Forum power failure on 11th November
We suffered a power failure in the Informatics Forum on Monday 11th November 2013, starting at about 11am and ending at about 1pm. We still have no information from Estates and Buildings as to why this failure occured.
Many users were surprised to find that whilst power to their desktops and the network wasn’t interrupted, many of the School’s servers shutdown shortly after 11am.
Emergency power for servers based in the Forum is provided by a pair of UPS. These are primarily intended to allow us to weather short (eg a few mins) power interruptions and to cleanly shutdown servers for longer interruptions. When both UPSes are fully functional, we have around 45 minutes of runtime on battery (given our current power load). Unfortunately, one of the UPSes has been out of action for a number of months, reducing our runtime on battery to 20 minutes.
Emergency power for offices and the network is provided by a single building UPS. This has a runtime of around 3 hours on battery, given our current power load. It is worth noting that the energy overhead of the building UPS is quite high, and consideration is being given to withdrawing it from service. No other University building has this level of cover for offices.
When power was reinstated at 1pm, the majority of services resumed reasonably quickly. However, the hardware failure of a disk controller in one of the storage arrays had a knock on effect for a number of services – eg AFS. Power to some less critical services (eg Hadoop cluster) wasn’t immediately restored, just in case the power had dropped again.
You can read our post mortem here.
Thanks for the information about this Alastair.
From Bill Bordass’ energy report, the estimated energy overhead of the building UPS is 934 kWh a day, based on the experiment from January to March 2013 when the building UPS was turned off.

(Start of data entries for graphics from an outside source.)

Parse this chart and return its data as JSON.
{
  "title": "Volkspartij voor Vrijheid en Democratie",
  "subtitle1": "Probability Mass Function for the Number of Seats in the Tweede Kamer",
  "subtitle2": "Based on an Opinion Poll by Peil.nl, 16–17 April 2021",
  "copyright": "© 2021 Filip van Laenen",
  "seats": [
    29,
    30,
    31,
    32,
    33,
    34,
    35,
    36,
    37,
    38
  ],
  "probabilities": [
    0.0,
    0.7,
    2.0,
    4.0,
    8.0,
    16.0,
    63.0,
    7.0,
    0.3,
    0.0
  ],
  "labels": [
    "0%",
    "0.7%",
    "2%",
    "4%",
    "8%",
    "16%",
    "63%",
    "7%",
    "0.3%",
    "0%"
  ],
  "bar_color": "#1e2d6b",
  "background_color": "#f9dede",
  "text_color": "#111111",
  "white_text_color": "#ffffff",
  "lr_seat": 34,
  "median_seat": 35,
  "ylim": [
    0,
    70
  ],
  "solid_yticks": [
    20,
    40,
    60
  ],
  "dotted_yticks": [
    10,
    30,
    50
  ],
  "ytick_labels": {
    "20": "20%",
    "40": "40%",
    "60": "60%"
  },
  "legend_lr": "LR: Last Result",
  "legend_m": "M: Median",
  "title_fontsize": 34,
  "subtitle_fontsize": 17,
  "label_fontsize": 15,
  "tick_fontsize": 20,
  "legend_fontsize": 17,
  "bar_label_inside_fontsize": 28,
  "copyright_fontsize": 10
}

This equates to 17.8% of the Forum’s energy consumption in 2012 (1,918,673 kWh), or about 500kg CO2 per day or £34,091 per year. Some of the overhead is due to the cooling required by the UPS. In fact the savings might not be quite that great, as the building UPS supplies the cooling for the server room, so a small UPS would be needed to take over the server room cooling. But I think the smaller UPS could run in an less energy-intensive mode, because the server room cooling could cope with a delay of the order of seconds for the UPS to kick in.
With my energy co-ordinator hat on, I’d say that the benefit we get from the building UPS isn’t worth the cost or the CO2 emissions.
From the point of view of the School, however, it is rational to keep the UPS on, as the electricity is on the University’s budget, not ours. I understand that energy devolution has been put on hold for an indefinite period.
From the University’s point of view, turning off our UPS would make sense in the context of the aim to reduce emissions by 3% a year. However, E&B seem to be pretty busy at the moment, so I don’t know when any UPS replacement might happen.